Bias della straordinarietà : è quello che ci fa dare una buona valutazione al candidato che possiede caratteristiche che secondo noi sono straordinarie. Ad esempio se parla più lingue o se ha compiuto una qualche impresa, come scalare l’Everest. Non è detto che queste caratteristiche siano determinanti per la posizione che dovrà ricoprire, ma facilmente tenderemo a considerarlo più adatto di altri.
Cinismo naïve : dipende principalmente dalle nostre emozioni. Emerge quando le capacità oratorie di un interlocutore influenzano l’altro interlocutore. Capita soprattutto a recruiter junior di lasciarsi affascinare dall’eloquenza del candidato, perché un esperto sa benissimo che ogni competenza deve essere validata.
Bias dell'entomologo : al contrario della situazione precedente, è ciò che si verifica quando si basa il giudizio solo su dati tecnici. Un candidato potrebbe essere bravissimo, avere delle competenze pratiche eccezionali, ma non avere un atteggiamento positivo verso i colleghi e guastare, così, l’armonia dell’ambiente di lavoro. La valutazione, infatti, dovrebbe tener presente anche lo soft skill.
Effetto Dunning-Kruger : è ciò che accade quando una persona poco esperta in un campo tende a sovrastimare le sue competenze. Attenzione dunque a chi ritiene di essere eccezionale, ma in realtà è un incompetente!
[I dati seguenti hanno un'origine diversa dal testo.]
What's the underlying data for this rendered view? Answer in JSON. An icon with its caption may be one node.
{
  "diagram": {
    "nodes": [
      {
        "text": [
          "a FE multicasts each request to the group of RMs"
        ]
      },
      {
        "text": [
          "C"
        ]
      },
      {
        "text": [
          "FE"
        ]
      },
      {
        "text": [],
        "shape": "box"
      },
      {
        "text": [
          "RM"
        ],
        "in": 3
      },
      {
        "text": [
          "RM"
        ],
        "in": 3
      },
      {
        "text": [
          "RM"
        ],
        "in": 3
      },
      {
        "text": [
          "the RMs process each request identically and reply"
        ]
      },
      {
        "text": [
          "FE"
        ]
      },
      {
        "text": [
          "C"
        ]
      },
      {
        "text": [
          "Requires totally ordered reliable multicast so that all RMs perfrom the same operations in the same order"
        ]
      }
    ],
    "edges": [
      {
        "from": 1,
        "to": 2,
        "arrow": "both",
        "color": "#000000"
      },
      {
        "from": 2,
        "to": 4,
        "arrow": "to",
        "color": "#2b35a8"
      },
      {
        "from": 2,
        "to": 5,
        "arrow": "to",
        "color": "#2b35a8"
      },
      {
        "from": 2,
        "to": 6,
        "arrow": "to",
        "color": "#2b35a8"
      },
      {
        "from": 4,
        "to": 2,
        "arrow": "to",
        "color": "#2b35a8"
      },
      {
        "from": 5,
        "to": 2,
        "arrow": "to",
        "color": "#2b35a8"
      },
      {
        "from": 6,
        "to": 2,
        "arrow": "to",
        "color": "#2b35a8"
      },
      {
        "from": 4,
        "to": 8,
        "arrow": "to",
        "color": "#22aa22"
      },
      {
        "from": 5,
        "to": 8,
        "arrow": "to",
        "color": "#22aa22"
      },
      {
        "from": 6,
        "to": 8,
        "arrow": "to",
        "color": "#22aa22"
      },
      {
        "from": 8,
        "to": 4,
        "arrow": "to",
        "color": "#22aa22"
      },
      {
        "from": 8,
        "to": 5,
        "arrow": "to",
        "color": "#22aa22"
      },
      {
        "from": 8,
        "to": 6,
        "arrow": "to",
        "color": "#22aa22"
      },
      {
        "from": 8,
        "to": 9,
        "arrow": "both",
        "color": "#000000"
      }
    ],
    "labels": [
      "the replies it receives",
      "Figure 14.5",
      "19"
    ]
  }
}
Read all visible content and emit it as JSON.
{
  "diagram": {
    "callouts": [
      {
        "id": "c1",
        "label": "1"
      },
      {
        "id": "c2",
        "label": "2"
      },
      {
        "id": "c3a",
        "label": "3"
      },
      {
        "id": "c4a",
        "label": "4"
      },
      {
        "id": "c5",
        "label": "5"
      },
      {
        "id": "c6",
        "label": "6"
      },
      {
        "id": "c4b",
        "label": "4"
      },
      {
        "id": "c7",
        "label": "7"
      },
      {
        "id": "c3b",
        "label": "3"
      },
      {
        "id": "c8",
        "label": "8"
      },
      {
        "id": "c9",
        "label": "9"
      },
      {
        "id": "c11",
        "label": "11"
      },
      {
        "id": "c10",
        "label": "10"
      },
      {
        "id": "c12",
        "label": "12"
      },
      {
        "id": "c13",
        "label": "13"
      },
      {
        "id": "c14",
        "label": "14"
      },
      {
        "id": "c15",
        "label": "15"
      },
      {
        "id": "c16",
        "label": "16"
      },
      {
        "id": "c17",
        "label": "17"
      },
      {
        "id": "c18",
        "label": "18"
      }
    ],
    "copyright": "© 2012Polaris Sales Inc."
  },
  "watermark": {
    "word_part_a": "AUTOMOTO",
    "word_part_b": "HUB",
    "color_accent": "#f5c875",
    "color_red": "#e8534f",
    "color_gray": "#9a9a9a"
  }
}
Purtroppo i bias e i pregiudizi che abbiamo qui visto sono difficili da sradicare, perché fanno proprio parte del modo che ha il nostro cervello di valutare le situazioni e prendere le decisioni. Tuttavia, come recruiter e specialisti dell’HR, dobbiamo sempre avere presenti questi “errori di fondo” per cercare di correggere le proprie valutazioni. Se il processo di scelta del candidato ideale va a buon fine, al netto dei bias cognitivi, di sicuro avremo assicurato all’azienda un elemento di valore. E la nostra decisione genererà soddisfazione in tutti, per primi in noi stessi.